I tried to compare the performances of the two and in my tests using a 2D mesh grid ranging from 64x64 to 2048x2048, for small mesh sizes TF is around 1.25-1.5x faster however for larger meshes, R2VB is 1.5-2x faster than TF. Here are my stats on my NVIDIA Quadro FX 5800. All times are msecs per frame calc. using timer query as detailed below.
+------------+-------------+---------------+
| Grid size | R2VB | TF |
+------------+-------------+---------------+
| 64 x 64 | 0.370-0.376 | 0.088-0.090 |
+------------+-------------+---------------+
| 128 x 128 | 0.403-0.431 | 0.238-0.240 |
+------------+-------------+---------------+
| 256 x 256 | 0.713-0.758 | 0.804-0.806 |
+------------+-------------+---------------+
| 512 x 512 | 2.100-2.308 | 3.090-3.096 |
+------------+-------------+---------------+
|1024 x 1024 | 7.670-9.250 | 12.205-12.209 |
+------------+-------------+---------------+
|2048 x 2048 |31.800-32.39 | 48.240-48.560 |
+------------+-------------+---------------+
Is this an expected output or am i doing something wrong in timing calc.
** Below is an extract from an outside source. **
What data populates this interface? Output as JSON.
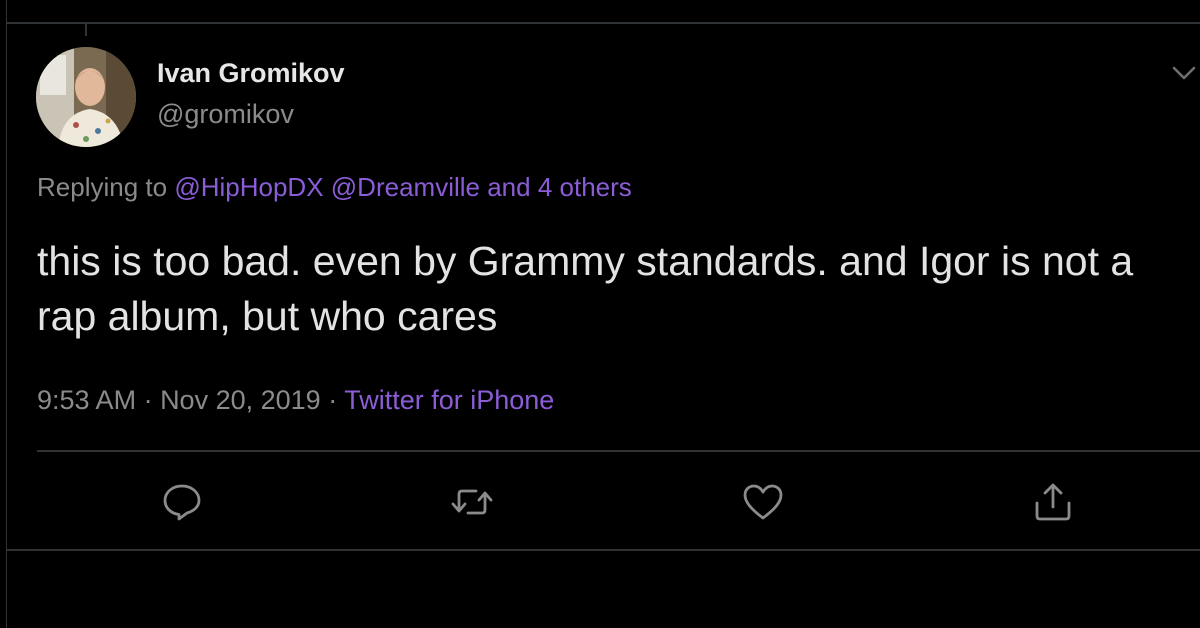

This is how i calc. my times
- For R2VB:
glBeginQuery(GL_TIME_ELAPSED,t_query);
glBindFramebuffer(GL_DRAW_FRAMEBUFFER, fboID[writeID]);
//bind verlet integration fragment shader
//draw full screen quad
glFlush();
//read back the results into the VBO
glBindFramebuffer(GL_READ_FRAMEBUFFER, fboID[readID]);
glReadBuffer(GL_COLOR_ATTACHMENT0);
glBindBuffer(GL_PIXEL_PACK_BUFFER,vboID);
glReadPixels(0, 0, texture_size_x, texture_size_y, GL_RGBA, GL_FLOAT, 0);
glFlush();
glFinish();
glEndQuery(GL_TIME_ELAPSED);
//get the elapsed time
glGetQueryObjectui64v(t_query, GL_QUERY_RESULT, &elapsed_time);
- For TF:
glBeginQuery(GL_TIME_ELAPSED,t_query);
glBeginTransformFeedback(GL_POINTS);
glDrawArrays(GL_POINTS, 0, total_points);
glEndTransformFeedback();
glFlush();
glEndQuery(GL_TIME_ELAPSED);
//get the elapsed time
glGetQueryObjectui64v(t_query, GL_QUERY_RESULT, &elapsed_time);
I was expecting TF to be a better option since it did not involve any readback but the performance results are the opposite. Any ideas?